Drawing Paper: Have You Been Using The Wrong Kinds?
The drawing paper you choose can either make you a millionaire or put you in the poor house!!
OK. Not totally true but it does effect the end result you will get. Some papers have smooth finishes while others are rough. Some are thick with a very high density and some are thin with almost no integrity but they all serve their purpose somewhere or another. All art papers are labeled for specific uses; but I can tell you that while some papers are more suited for certain projects, it doesn’t really matter what paper you use as long as you know what look or style you are trying to achieve.
The labels they put on them are really just for guidance.
I have used a few different types of papers in my artistic ventures and have found one type that I consistently return to and while it may not be the popular or most correct choice it gets the job done for me.
What Paper I Use
So what is this paper you ask? Matte Board. That’s right the same “paper” you use to create those wonderful borders around your framed pieces! While searching for a sturdy paper that could hold up to all my layers of graphite and or pastel with little to no prep work; I found matte board to work great.
The Key Benefits of using Matteboard
I chose this because of its size and the price is significantly cheaper.
I was creating a piece for an art contest that was going to be 30in x 40in and the only surfaces available in that size or larger were stretched canvases. While that is fine, if you have ever tried to draw on canvas it is very rough and tends to indent easily if you apply a good deal of pressure. Plus you can get huge pieces of matteboard for under $10 and often cheaper.
Tip: Most art papers are 18in x 24in in size and are made from cotton pulp and other raw materials which is why they seem so expensive. They cost more to make!!
Matte board can come in a few different finishes from smooth to rough just like regular drawing paper. The only thing about matte board is that is sturdy and flexible.
The matte board can also be hung on the wall just like a canvas. If you are entering it into a gallery then obviously you will want to mount it to some sort of base so you don’t ruin the picture with hooks or hangers. If you just want to hang it in your room you can use those wonderful things called thumb tacks. You can even frame traditionally if you like!
I have a friend that works almost exclusively with oil pastels on birch wood panels. This gives him a sturdy base to work on and when finished is easy to frame or hang. So as you can see it really is a matter of preference!
Rough or Smooth
Rough or smooth drawing paper will really affect the way your finished piece looks. It can either give it that raw organic look that you get with rough paper or that polished finish look you get with smooth paper. For my project I was creating a photo-realistic drawing of my then girlfriend.
Smooth drawing paper ,which is usually hot press, tends to lend itself best to graphite,color pencil, pen and other dry media of the like. Hard pastels can be used successfully however the smooth surface will limit the amount of layers you will be able to apply to the paper.

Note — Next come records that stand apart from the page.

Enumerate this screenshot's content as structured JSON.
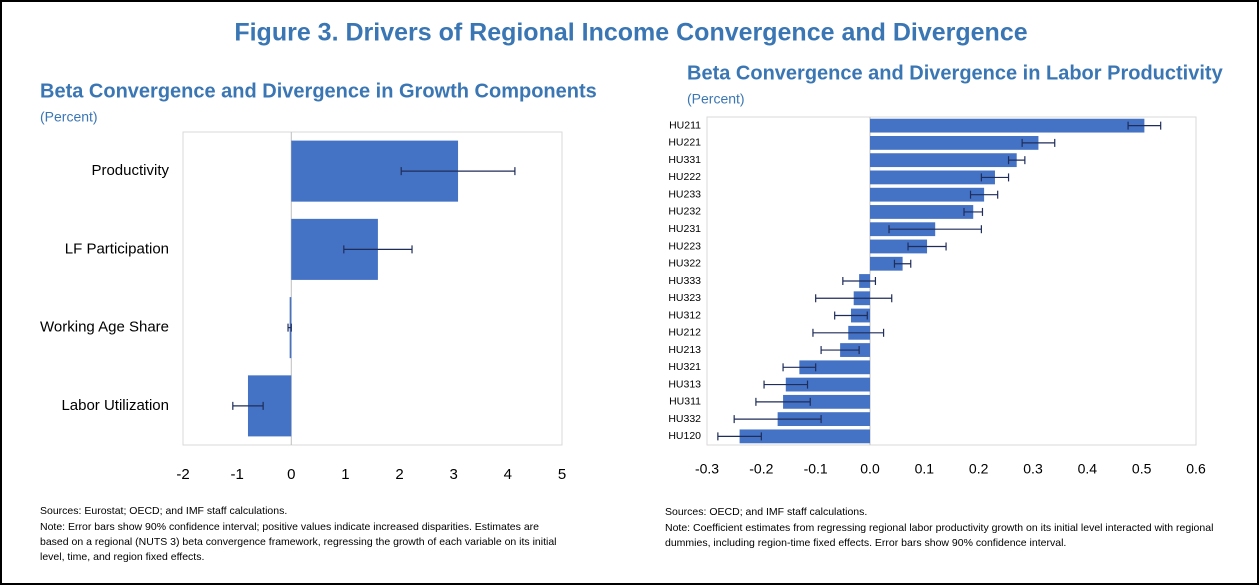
{
  "title": "Figure 3. Drivers of Regional Income Convergence and Divergence",
  "chart_data": [
    {
      "type": "hbar",
      "title": "Beta Convergence and Divergence in Growth Components",
      "subtitle": "(Percent)",
      "categories": [
        "Productivity",
        "LF Participation",
        "Working Age Share",
        "Labor Utilization"
      ],
      "values": [
        3.08,
        1.6,
        -0.03,
        -0.8
      ],
      "errors": [
        1.05,
        0.63,
        0.03,
        0.28
      ],
      "color": "#4472c4",
      "xlim": [
        -2,
        5
      ],
      "xticks": [
        -2,
        -1,
        0,
        1,
        2,
        3,
        4,
        5
      ],
      "sources": "Sources: Eurostat; OECD; and IMF staff calculations.",
      "note": "Note: Error bars show 90% confidence interval; positive values indicate increased disparities. Estimates are based on a regional (NUTS 3) beta convergence framework, regressing the growth of each variable on its initial level, time, and region fixed effects."
    },
    {
      "type": "hbar",
      "title": "Beta Convergence and Divergence in Labor Productivity",
      "subtitle": "(Percent)",
      "categories": [
        "HU211",
        "HU221",
        "HU331",
        "HU222",
        "HU233",
        "HU232",
        "HU231",
        "HU223",
        "HU322",
        "HU333",
        "HU323",
        "HU312",
        "HU212",
        "HU213",
        "HU321",
        "HU313",
        "HU311",
        "HU332",
        "HU120"
      ],
      "values": [
        0.505,
        0.31,
        0.27,
        0.23,
        0.21,
        0.19,
        0.12,
        0.105,
        0.06,
        -0.02,
        -0.03,
        -0.035,
        -0.04,
        -0.055,
        -0.13,
        -0.155,
        -0.16,
        -0.17,
        -0.24
      ],
      "errors": [
        0.03,
        0.03,
        0.015,
        0.025,
        0.025,
        0.017,
        0.085,
        0.035,
        0.015,
        0.03,
        0.07,
        0.03,
        0.065,
        0.035,
        0.03,
        0.04,
        0.05,
        0.08,
        0.04
      ],
      "color": "#4472c4",
      "xlim": [
        -0.3,
        0.6
      ],
      "xticks": [
        -0.3,
        -0.2,
        -0.1,
        {
          "value": 0,
          "label": "0.0"
        },
        0.1,
        0.2,
        0.3,
        0.4,
        0.5,
        0.6
      ],
      "sources": "Sources: OECD; and IMF staff calculations.",
      "note": "Note: Coefficient estimates from regressing regional labor productivity growth on its initial level interacted with regional dummies, including region-time fixed effects. Error bars show 90% confidence interval."
    }
  ]
}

Tip: I chose the smooth finish for the project because I wanted the picture to resemble a photograph. A rough paper would not have achieved the same effects as there are lots of crevices or “tooth” that create peaks and valleys in the finish of the paper. It’s like drawing on cement with chalk. The chalk shows up, but not in a smooth continuous line.
Rough drawing paper, which is generally cold press, tends to lend itself best to soft pastel, watercolor and other wet media as it is a little heavier and the paper has “tooth” or texture which is ideal for multiple applications of pastel layers.
Color drawing paper is best and most effectively used as a mid-tone color or base color of the piece you are working on. Choosing a neutral color and using it as a base tone for the piece can dramatically change the mood or effect of the entire piece.
You can even use the color of the paper for dramatic effect such as choosing a complimentary color paper for the colors that you are applying to it. This can easily make your piece “POP”. The possibilities are endless. I like to use black paper as this give a stark contrast with almost any color I apply.
Choosing drawing paper is really a matter of choice
It doesn’t even need to be “paper” as I mentioned the birch panels that I my friend uses.You can draw on notebook paper or even envelops if that suits your needs. There are way too many different options to choose from. The best way to find out which paper works for you is to just use it.